His company had grown from a two-person operation in the fall of 2004 to a $38 million solution provider by the end of 2006, and is on track to hit more than $65 million this year. But as business grew, even though he sends out both e-mail and paper thank-you notes to customers each month, James felt the distance between him and his customers growing.

"I think we had enough critical mass and were doing enough volume that I didn't feel like I was touching every order," he says. "I thought we had some nice success, and I wanted to ensure that we continue to do it. If we're fortunate enough to keep the client base we have, we'll be successful. One of the ways I saw to do that was sending customer satisfaction surveys to the client."

James began sending surveys to customers asking them to rate the solution provider's performance. Customers are asked to rate the company on a scale of 1 to 5, and for every comment card that comes back with a 3 or lower, James makes a call to the customer.

"People appreciate that everything can't go perfectly all the time if you acknowledge it and try and make it better, they'll come back and do business with you," he says.

The numbers back up James' experience. According to CMP Channel Group's quarterly business spending survey, 66.5 percent of small companies and 60.8 percent of midsize companies say responsiveness influences whether they think they've had a good experience with a solution provider, ahead of technical savvy, timeliness, understanding of business goals and whether they met expected goals.

Happy customers are more likely to refer new customers as well.
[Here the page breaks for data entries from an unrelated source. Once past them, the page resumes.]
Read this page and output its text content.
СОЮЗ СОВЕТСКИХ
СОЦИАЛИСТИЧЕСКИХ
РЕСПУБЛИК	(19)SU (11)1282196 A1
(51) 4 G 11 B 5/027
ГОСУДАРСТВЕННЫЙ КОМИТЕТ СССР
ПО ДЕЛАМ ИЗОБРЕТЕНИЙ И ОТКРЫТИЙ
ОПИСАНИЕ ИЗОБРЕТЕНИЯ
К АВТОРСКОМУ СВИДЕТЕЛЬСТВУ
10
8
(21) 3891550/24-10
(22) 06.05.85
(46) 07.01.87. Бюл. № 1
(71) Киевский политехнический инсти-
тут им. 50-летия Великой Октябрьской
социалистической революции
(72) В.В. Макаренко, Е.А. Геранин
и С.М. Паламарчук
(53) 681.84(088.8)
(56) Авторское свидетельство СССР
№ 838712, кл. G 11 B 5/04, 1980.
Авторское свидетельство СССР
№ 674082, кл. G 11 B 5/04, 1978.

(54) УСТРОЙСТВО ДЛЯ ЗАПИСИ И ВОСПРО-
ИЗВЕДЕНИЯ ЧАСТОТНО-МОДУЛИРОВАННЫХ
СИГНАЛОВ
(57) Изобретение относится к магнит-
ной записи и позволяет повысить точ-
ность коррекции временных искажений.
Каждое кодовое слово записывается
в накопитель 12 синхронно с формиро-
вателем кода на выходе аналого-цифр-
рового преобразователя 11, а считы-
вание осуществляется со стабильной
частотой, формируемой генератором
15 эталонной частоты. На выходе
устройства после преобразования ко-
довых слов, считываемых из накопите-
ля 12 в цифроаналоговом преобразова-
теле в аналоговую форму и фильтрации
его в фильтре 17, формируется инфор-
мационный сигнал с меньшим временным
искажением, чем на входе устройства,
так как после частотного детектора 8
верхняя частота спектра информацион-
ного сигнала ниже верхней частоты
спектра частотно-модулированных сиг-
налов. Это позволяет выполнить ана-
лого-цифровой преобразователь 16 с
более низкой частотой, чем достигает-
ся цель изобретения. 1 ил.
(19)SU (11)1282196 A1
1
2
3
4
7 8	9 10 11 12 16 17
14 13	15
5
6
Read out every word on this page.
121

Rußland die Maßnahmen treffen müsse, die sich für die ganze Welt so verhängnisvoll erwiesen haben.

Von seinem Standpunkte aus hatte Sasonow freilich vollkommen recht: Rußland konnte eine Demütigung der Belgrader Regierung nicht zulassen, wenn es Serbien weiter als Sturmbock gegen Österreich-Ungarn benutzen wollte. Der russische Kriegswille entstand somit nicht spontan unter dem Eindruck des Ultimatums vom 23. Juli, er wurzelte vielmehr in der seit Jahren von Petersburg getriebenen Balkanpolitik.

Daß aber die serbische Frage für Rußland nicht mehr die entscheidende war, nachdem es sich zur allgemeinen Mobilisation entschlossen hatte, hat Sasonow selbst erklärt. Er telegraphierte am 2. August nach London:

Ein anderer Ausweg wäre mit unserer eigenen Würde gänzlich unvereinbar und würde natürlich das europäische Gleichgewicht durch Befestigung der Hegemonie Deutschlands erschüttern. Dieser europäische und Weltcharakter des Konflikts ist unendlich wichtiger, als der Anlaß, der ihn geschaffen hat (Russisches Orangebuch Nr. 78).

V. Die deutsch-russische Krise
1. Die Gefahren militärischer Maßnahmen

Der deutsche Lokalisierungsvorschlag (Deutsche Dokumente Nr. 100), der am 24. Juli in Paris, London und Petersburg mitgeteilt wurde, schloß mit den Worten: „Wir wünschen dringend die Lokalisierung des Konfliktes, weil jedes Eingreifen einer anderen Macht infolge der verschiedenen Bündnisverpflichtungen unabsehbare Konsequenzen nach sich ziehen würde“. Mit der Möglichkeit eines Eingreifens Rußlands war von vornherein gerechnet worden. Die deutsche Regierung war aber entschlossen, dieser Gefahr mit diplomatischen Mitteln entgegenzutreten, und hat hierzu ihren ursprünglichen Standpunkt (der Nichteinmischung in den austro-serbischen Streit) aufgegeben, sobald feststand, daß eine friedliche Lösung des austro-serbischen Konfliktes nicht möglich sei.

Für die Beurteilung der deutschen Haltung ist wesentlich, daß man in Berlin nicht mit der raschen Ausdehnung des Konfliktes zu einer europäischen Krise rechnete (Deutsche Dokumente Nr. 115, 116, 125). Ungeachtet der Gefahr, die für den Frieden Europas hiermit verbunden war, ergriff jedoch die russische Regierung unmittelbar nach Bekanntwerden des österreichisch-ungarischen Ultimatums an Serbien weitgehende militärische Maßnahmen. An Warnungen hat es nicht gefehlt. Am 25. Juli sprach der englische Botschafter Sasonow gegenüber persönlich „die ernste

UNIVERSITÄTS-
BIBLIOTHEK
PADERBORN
Of small-business customers that have had good experiences, 54.1 percent responded that they were extremely likely to act as references and 30.3 percent responded that they were fairly likely to do so. Midsize businesses had similar responses with 50.5 saying they were extremely likely and 34 percent said they were fairly likely to act as references for solution providers they liked.

Surveys are a typical method deployed by VARs looking to see what customers think of them, but solution providers have had mixed results when sending them out.

For James, customers were more likely to fill out simple comment cards than to respond to e-mailed survey requests.

"We've tried a little bit with e-mail, but I almost think people get spammed to death these days," he says. "I think we're still trying a little bit of both, but we're having more responses when we send a letter with some boxes they can check off on a card with a self-addressed envelope back to us. ... Obviously it takes us more time and it's more expensive and less efficient, but ultimately I think people get too many e-mails."